Selon une étude du professeur Stanton Glantz, de l’Université de Californie à San Francisco, on a noté, depuis le début des années 1990, une recrudescence inquiétante de l’usage du tabac dans les films par rapport à la précédente décennie, où la présence de cette « cochonnerie » si nocive était réduite à son plus strict minimum. Selon lui, pas moins de 57 % des principaux personnages fument des cigarettes et on voit de plus en plus le cigare faire son apparition depuis quelque temps. Toujours selon cette étude, sur toute cette brochette de personnages « boucanneux », seulement 14 % d’entre eux, si on les transportait dans la réalité, devraient faire usage de la cigarette.
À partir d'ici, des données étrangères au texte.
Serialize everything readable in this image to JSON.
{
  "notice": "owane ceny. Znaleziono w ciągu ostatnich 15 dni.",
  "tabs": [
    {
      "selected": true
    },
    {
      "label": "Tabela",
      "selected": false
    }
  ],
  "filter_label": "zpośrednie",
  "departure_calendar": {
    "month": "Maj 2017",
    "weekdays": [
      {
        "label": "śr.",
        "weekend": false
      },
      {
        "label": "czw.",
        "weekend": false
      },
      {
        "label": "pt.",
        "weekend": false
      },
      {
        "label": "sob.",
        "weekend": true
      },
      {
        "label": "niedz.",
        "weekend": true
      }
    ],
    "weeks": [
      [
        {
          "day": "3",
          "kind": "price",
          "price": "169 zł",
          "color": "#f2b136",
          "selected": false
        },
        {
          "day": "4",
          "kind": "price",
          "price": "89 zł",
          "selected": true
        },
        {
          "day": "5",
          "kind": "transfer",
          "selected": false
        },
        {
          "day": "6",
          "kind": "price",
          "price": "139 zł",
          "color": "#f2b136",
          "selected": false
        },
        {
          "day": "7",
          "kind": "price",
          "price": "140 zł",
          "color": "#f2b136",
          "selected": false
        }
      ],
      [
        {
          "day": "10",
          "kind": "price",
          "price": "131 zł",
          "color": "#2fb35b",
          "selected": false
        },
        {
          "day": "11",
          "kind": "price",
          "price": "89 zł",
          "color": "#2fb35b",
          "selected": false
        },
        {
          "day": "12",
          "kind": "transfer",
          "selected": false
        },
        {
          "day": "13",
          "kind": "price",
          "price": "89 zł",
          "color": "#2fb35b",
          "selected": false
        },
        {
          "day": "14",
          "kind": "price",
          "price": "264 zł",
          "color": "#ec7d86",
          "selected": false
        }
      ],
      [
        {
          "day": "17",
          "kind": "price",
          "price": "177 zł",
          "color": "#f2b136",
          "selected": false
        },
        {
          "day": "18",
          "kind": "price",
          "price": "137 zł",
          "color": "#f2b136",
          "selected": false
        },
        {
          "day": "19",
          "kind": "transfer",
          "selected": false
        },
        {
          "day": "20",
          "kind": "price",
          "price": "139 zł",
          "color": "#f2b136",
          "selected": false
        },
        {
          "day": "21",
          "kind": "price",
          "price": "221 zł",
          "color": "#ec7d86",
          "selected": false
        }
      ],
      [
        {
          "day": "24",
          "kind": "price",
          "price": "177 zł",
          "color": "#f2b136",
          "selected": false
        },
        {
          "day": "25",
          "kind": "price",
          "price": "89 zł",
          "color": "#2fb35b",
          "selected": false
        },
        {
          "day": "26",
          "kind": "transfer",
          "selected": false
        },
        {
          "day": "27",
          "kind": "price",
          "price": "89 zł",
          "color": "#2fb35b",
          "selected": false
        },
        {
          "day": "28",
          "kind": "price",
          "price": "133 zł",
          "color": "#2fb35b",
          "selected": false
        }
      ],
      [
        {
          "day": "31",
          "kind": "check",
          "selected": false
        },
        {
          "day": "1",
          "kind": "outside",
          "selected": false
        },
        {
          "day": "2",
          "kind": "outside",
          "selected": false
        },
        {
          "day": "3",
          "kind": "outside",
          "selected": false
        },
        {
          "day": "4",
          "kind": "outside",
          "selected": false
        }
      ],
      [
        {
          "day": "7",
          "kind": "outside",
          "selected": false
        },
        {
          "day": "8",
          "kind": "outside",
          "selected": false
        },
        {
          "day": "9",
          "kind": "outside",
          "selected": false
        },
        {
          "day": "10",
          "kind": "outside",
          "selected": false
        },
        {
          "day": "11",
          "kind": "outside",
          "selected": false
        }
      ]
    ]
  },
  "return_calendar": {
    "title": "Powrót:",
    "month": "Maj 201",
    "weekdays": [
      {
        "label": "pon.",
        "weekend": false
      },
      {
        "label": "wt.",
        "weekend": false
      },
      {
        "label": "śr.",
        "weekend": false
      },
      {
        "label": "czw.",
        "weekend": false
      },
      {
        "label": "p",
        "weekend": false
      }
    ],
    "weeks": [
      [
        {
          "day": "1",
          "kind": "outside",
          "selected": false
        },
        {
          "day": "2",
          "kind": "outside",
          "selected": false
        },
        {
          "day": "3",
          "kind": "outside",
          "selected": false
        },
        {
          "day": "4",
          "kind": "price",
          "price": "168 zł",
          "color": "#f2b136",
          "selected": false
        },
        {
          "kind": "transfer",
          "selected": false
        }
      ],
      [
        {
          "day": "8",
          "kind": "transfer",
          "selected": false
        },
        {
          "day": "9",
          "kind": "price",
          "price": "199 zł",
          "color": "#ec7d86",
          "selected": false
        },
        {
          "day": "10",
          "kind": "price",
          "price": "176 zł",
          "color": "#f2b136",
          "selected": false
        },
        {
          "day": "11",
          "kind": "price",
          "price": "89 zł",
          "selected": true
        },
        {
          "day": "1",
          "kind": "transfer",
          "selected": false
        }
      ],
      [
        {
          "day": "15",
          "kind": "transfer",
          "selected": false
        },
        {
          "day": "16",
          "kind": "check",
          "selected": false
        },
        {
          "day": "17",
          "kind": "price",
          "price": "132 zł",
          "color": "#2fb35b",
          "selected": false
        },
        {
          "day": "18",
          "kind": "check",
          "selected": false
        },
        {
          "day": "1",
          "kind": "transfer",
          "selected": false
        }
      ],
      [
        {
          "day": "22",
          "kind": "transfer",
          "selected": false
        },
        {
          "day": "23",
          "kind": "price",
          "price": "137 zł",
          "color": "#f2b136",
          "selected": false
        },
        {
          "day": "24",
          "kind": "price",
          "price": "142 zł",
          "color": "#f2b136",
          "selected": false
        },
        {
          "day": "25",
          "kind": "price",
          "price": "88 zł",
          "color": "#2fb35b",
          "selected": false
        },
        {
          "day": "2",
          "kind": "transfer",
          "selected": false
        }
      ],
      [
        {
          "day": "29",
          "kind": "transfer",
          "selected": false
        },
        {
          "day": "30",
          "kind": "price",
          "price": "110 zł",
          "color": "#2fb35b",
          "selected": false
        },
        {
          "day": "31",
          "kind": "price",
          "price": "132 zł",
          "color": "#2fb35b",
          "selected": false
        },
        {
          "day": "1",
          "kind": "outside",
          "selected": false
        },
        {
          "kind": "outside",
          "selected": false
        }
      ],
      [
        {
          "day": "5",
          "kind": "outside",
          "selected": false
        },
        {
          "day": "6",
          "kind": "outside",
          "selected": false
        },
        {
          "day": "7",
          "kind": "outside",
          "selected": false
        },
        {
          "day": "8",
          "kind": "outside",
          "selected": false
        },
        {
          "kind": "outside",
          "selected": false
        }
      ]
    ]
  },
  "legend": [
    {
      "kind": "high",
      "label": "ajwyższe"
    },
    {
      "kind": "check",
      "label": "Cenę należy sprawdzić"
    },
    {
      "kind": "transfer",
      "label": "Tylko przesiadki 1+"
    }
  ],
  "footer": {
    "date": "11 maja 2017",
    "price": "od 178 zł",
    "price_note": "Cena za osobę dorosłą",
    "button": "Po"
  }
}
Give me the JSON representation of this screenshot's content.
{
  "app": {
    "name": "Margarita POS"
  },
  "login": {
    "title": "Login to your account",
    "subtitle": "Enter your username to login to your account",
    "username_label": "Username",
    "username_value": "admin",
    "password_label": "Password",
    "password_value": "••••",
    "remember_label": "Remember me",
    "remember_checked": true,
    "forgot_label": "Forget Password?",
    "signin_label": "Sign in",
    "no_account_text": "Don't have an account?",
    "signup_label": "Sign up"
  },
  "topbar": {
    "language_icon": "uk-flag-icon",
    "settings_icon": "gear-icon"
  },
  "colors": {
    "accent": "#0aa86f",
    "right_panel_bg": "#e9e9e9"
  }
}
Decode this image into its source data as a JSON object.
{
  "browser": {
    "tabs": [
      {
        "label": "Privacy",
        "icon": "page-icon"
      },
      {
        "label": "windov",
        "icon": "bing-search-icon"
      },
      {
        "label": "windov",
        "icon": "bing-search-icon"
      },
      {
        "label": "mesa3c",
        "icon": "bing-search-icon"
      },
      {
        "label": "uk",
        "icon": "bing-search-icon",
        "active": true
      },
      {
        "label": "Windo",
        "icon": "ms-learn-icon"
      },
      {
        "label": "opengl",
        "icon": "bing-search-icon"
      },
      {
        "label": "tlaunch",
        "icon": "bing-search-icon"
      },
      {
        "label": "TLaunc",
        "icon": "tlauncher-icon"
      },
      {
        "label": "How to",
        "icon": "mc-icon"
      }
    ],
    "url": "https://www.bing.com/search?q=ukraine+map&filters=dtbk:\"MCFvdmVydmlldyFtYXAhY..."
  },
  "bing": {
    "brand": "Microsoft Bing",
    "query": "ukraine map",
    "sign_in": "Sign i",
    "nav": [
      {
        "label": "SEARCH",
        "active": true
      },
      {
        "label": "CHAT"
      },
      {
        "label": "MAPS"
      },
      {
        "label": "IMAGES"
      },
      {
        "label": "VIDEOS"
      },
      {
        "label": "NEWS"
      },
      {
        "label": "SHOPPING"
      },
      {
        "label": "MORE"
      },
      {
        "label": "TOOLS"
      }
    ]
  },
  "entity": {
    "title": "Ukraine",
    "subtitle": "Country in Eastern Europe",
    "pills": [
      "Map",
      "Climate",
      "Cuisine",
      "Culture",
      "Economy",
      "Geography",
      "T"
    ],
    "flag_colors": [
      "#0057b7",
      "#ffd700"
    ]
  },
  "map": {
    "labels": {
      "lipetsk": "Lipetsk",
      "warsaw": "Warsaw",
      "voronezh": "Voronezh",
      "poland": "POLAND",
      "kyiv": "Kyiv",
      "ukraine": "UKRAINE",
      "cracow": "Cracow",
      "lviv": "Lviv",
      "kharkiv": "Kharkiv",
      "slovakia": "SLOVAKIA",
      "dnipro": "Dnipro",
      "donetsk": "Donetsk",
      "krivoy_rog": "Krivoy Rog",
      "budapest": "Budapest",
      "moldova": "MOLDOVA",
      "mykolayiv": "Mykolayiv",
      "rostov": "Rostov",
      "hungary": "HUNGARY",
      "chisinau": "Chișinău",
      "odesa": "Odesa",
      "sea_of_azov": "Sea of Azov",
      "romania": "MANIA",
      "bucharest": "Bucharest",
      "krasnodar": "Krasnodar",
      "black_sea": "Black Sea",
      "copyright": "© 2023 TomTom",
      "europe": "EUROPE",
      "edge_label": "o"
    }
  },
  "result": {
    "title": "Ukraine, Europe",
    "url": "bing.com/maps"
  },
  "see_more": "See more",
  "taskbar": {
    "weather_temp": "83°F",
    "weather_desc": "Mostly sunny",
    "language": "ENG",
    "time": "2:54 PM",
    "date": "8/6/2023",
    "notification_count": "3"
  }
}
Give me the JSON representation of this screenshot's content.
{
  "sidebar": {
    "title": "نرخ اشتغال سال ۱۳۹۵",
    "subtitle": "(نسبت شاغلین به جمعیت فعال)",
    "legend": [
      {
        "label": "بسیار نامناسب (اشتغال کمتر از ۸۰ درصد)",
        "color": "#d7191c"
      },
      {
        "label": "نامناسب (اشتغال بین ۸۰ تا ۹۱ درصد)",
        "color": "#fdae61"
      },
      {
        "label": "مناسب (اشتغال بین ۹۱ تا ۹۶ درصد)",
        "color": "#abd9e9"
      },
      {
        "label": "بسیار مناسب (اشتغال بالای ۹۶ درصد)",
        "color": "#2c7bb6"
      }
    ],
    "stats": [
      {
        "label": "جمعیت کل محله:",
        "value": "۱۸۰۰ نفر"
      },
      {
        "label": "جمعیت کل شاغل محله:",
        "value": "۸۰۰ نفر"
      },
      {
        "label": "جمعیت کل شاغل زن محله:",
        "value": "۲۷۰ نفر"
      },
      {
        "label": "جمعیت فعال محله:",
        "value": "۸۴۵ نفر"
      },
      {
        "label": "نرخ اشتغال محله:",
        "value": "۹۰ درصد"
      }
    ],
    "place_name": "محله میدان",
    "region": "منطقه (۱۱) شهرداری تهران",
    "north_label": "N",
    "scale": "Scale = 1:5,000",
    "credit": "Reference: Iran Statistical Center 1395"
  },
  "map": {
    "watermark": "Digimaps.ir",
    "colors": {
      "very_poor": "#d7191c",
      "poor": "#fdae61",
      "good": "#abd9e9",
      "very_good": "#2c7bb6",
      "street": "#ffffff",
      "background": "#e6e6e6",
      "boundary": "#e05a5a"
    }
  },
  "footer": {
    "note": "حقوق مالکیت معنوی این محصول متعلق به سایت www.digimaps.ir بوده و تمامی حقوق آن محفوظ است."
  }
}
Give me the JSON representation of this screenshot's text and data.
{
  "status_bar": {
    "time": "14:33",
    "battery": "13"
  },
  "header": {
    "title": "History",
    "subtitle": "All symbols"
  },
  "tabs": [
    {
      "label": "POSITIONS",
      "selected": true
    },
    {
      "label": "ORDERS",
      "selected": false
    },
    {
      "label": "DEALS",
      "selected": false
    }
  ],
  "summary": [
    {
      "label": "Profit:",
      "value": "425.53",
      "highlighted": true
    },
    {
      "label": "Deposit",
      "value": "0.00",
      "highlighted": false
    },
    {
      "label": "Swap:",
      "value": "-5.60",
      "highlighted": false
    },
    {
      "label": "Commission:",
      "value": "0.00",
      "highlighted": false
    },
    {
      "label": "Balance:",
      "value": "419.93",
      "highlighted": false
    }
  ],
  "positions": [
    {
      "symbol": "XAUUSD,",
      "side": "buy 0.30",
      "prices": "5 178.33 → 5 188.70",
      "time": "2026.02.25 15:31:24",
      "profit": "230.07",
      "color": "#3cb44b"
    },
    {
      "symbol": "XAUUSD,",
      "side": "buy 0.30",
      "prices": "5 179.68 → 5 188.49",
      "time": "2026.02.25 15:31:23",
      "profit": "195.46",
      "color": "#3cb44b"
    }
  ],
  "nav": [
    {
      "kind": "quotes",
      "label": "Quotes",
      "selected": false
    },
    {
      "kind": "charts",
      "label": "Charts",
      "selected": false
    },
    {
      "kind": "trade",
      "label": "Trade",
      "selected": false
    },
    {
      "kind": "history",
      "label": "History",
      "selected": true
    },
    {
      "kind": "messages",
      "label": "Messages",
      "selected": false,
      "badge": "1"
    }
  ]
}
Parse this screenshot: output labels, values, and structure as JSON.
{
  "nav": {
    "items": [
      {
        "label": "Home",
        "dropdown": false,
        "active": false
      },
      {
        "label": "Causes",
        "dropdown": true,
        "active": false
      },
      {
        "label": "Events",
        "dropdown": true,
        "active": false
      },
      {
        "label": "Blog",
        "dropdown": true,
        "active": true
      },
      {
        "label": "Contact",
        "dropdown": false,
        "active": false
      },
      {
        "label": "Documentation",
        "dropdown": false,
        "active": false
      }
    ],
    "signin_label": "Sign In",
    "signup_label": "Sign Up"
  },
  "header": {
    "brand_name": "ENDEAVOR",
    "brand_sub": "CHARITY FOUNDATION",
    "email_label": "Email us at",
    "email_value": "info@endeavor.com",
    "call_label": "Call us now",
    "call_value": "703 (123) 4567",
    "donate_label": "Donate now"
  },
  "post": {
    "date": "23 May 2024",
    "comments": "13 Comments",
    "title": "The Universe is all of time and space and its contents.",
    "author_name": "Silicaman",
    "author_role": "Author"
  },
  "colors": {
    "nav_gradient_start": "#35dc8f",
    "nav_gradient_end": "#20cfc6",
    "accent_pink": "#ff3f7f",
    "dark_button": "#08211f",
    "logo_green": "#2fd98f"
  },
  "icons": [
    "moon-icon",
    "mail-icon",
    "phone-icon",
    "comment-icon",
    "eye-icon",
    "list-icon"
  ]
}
Une disproportion importante, donc, par rapport à la réalité.

Pas plus brillant au Québec

À une certaine époque, on ne voyait pratiquement jamais les personnages de téléséries ou de téléromans québécois la cigarette au bec. Peut-être y en avait-il, mais on jugeait probablement que ce n’était pas nécessaire et la plupart des comédiens considéraient sans doute que ce n’était pas le meilleur exemple à donner aux jeunes en particulier. Toute une question d’image personnelle devait aussi entrer en ligne de compte. L’image semble avoir pris le bord depuis quelques années.

Aujourd’hui, on regarde des séries telles qu’Omertà, La part des anges, Le volcan tranquille (qui lui au moins s’abstient de fumer!), et on se dit que les compagnies de tabac jouissent sûrement de ce spectacle, grâce à de tels porte-parole qui, en passant, ne sont même pas payés pour en allumer une (à moins qu’il n’y ait des ententes dont on ignore la teneur), et ce, devant des auditoires comprenant des centaines de milliers de téléspectateurs.

Comment peut-on penser, avec un message pareil, que les gens, et à plus forte raison les jeunes, ne soient pas influencés? Car maintenant, ce ne sont plus uniquement les méchants qui fument à la télé ou au cinéma, mais les personnages principaux, les héros.

Dans les émissions visant directement un jeune auditoire, comme Watatatow, on a déjà vu fumer des personnages tels que Mireille, Émilie et Marie, mais on n’a jamais exagéré et, en ce sens, on est beaucoup plus près de la réalité.

La recrudescence de ce phénomène à la télé et au cinéma coïncide étrangement avec un nombre croissant de jeunes fumeurs et ce, tant au Québec qu’aux États-Unis. Les chiffres le démontrent et nous en avons parlé abondamment en ces pages. En plus de la publicité et des commandites du tabac, le poison envahit petits comme grands écrans.

Que peut-on y faire?

Sur le plan personnel, il est évident que les comédiens fumeurs peuvent se livrer à leur habitude en toute liberté. En d’autres mots, ça les regarde. Mais le simple fait de s’abstenir devant la caméra revêtirait un message ayant une toute autre connotation pour les téléspectateurs. Pourquoi ne pas sensibiliser non seulement ceux qui ne fument pas, mais aussi ceux qui fument, à emprunter cette voie?

Un jour, de jeunes comédiens ont été interviewés à la télévision et on leur a demandé pourquoi ils fumaient, notamment avant d’entrer en scène. Ils ont expliqué, entre autres raisons, que cela les aidait à calmer leur anxiété. L’un d’eux a également répondu : « Que voulez-vous qu’on fasse en attendant? Manger une pomme? » Moi, je leur dis : pourquoi pas? L’idée est excellente. Il est rare que l’on développe un cancer à cause d’une consommation régulière de fruits.

Si c’est ça la solution, les pomiculteurs seront heureux et les marchands de mort que sont les compagnies de tabac vont peut-être se recycler et acheter des vergers.

Stéphane Fortier, journaliste et président du conseil d’administration d’Info-tabac.